Wed Feb 3, 2016, 07:11 PM
Feb 2016

I'll be on the lookout for it, though.

Mbrow

(1,090 posts)
2. mmmmmm churros
Wed Feb 3, 2016, 07:43 PM
Feb 2016

"And also Xenoturbella churro: named after the sweet, fried Spanish pastry, which it resembles - in an admittedly less appetizing way."

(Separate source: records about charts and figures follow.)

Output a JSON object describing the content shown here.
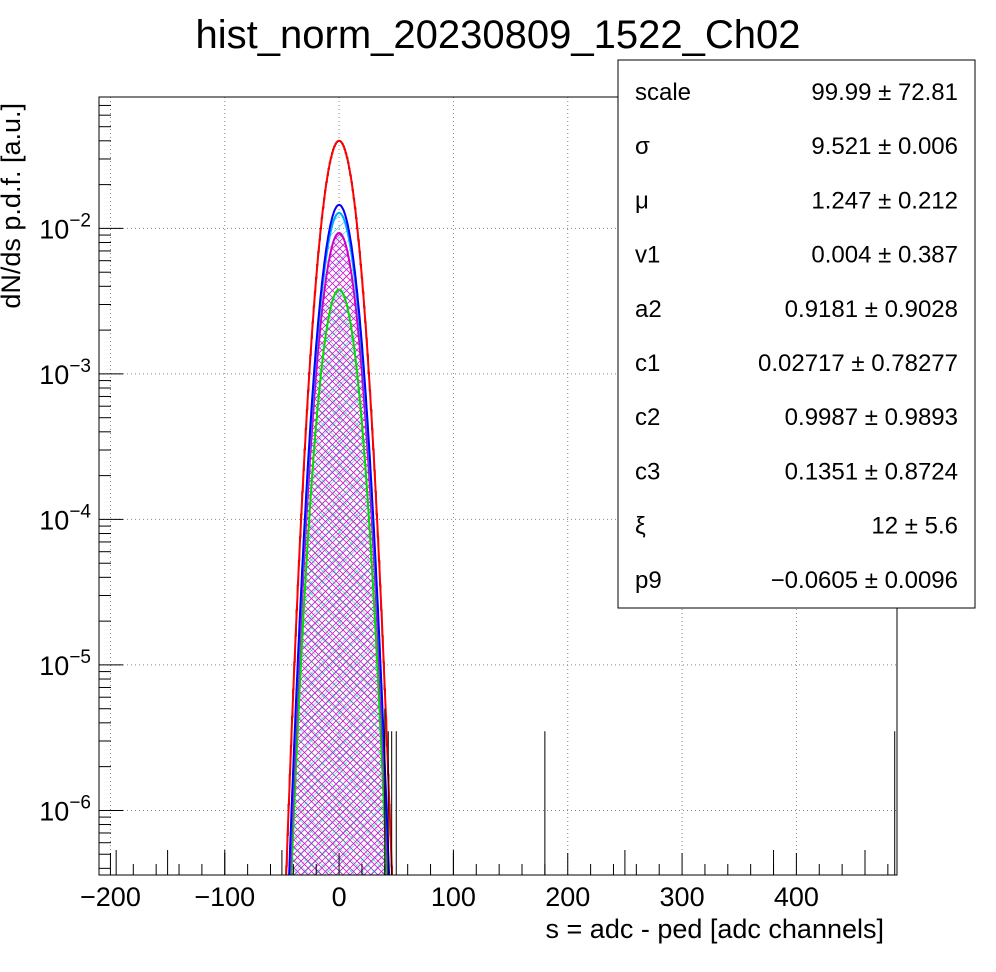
{
  "chart_data": {
    "type": "line",
    "title": "hist_norm_20230809_1522_Ch02",
    "xlabel": "s = adc - ped [adc channels]",
    "ylabel": "dN/ds p.d.f. [a.u.]",
    "xlim": [
      -210,
      488
    ],
    "ylim": [
      3.6e-07,
      0.08
    ],
    "yscale": "log",
    "grid": true,
    "x_ticks": [
      -200,
      -100,
      0,
      100,
      200,
      300,
      400
    ],
    "x_tick_labels": [
      "−200",
      "−100",
      "0",
      "100",
      "200",
      "300",
      "400"
    ],
    "y_ticks": [
      1e-06,
      1e-05,
      0.0001,
      0.001,
      0.01
    ],
    "y_tick_labels": [
      {
        "base": "10",
        "exp": "−6"
      },
      {
        "base": "10",
        "exp": "−5"
      },
      {
        "base": "10",
        "exp": "−4"
      },
      {
        "base": "10",
        "exp": "−3"
      },
      {
        "base": "10",
        "exp": "−2"
      }
    ],
    "curves": [
      {
        "color": "#ff0000",
        "peak": 0.04,
        "mean": 0,
        "sigma": 9.6,
        "fill": "none"
      },
      {
        "color": "#0000ff",
        "peak": 0.0145,
        "mean": 0,
        "sigma": 9.5,
        "fill": "none"
      },
      {
        "color": "#00aaff",
        "peak": 0.0128,
        "mean": 0,
        "sigma": 9.5,
        "fill": "cyan"
      },
      {
        "color": "#cc00cc",
        "peak": 0.0093,
        "mean": 0,
        "sigma": 9.5,
        "fill": "magenta"
      },
      {
        "color": "#00dd00",
        "peak": 0.0038,
        "mean": 0,
        "sigma": 9.7,
        "fill": "green"
      }
    ],
    "histogram_color": "#000000",
    "histogram_spikes": [
      {
        "x": 40,
        "y": 5e-06
      },
      {
        "x": 43,
        "y": 3.5e-06
      },
      {
        "x": 46,
        "y": 3.5e-06
      },
      {
        "x": 50,
        "y": 3.5e-06
      },
      {
        "x": 180,
        "y": 3.5e-06
      },
      {
        "x": 486,
        "y": 3.5e-06
      }
    ],
    "stats_box": {
      "placement": "top-right",
      "rows": [
        {
          "name": "scale",
          "value": "99.99",
          "error": "72.81"
        },
        {
          "name": "σ",
          "value": "9.521",
          "error": "0.006"
        },
        {
          "name": "μ",
          "value": "1.247",
          "error": "0.212"
        },
        {
          "name": "v1",
          "value": "0.004",
          "error": "0.387"
        },
        {
          "name": "a2",
          "value": "0.9181",
          "error": "0.9028"
        },
        {
          "name": "c1",
          "value": "0.02717",
          "error": "0.78277"
        },
        {
          "name": "c2",
          "value": "0.9987",
          "error": "0.9893"
        },
        {
          "name": "c3",
          "value": "0.1351",
          "error": "0.8724"
        },
        {
          "name": "ξ",
          "value": "12",
          "error": "5.6"
        },
        {
          "name": "p9",
          "value": "−0.0605",
          "error": "0.0096"
        }
      ],
      "pm_symbol": "±"
    }
  }
}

sorry I could not help myself.

Yo_Mama

(8,303 posts)
4. Actually, socks are a larval form of these critters.
Thu Feb 4, 2016, 05:30 PM
Feb 2016

They're slow growing.

The reason why sometimes you take one fewer socks out of the washer than you put in is that the critter has reached its proto-adult stage, following the instinct to swim down the drain and migrate to the ocean to mate with others of its kind.

muriel_volestrangler

(101,321 posts)
10. xenocoelomorpha appear to be a sister group to nephrozoa
Sun Feb 7, 2016, 10:58 PM
Feb 2016

(nephrozoa are all the other bilateral animals - pretty much anything more complicated than a jellyfish)

http://www.nature.com/nature/journal/v530/n7588/full/nature16520.html

rather than being a clade inside Deuterostomia (which would have made them closer relatives to us than arthropods, molluscs etc. are).

Odin2005

(53,521 posts)
11. Thanks!
Mon Feb 8, 2016, 12:44 AM
Feb 2016

I know Xenoturbella was traditionally said to be a deuterstome, which is why I was wondering about the phylogeny.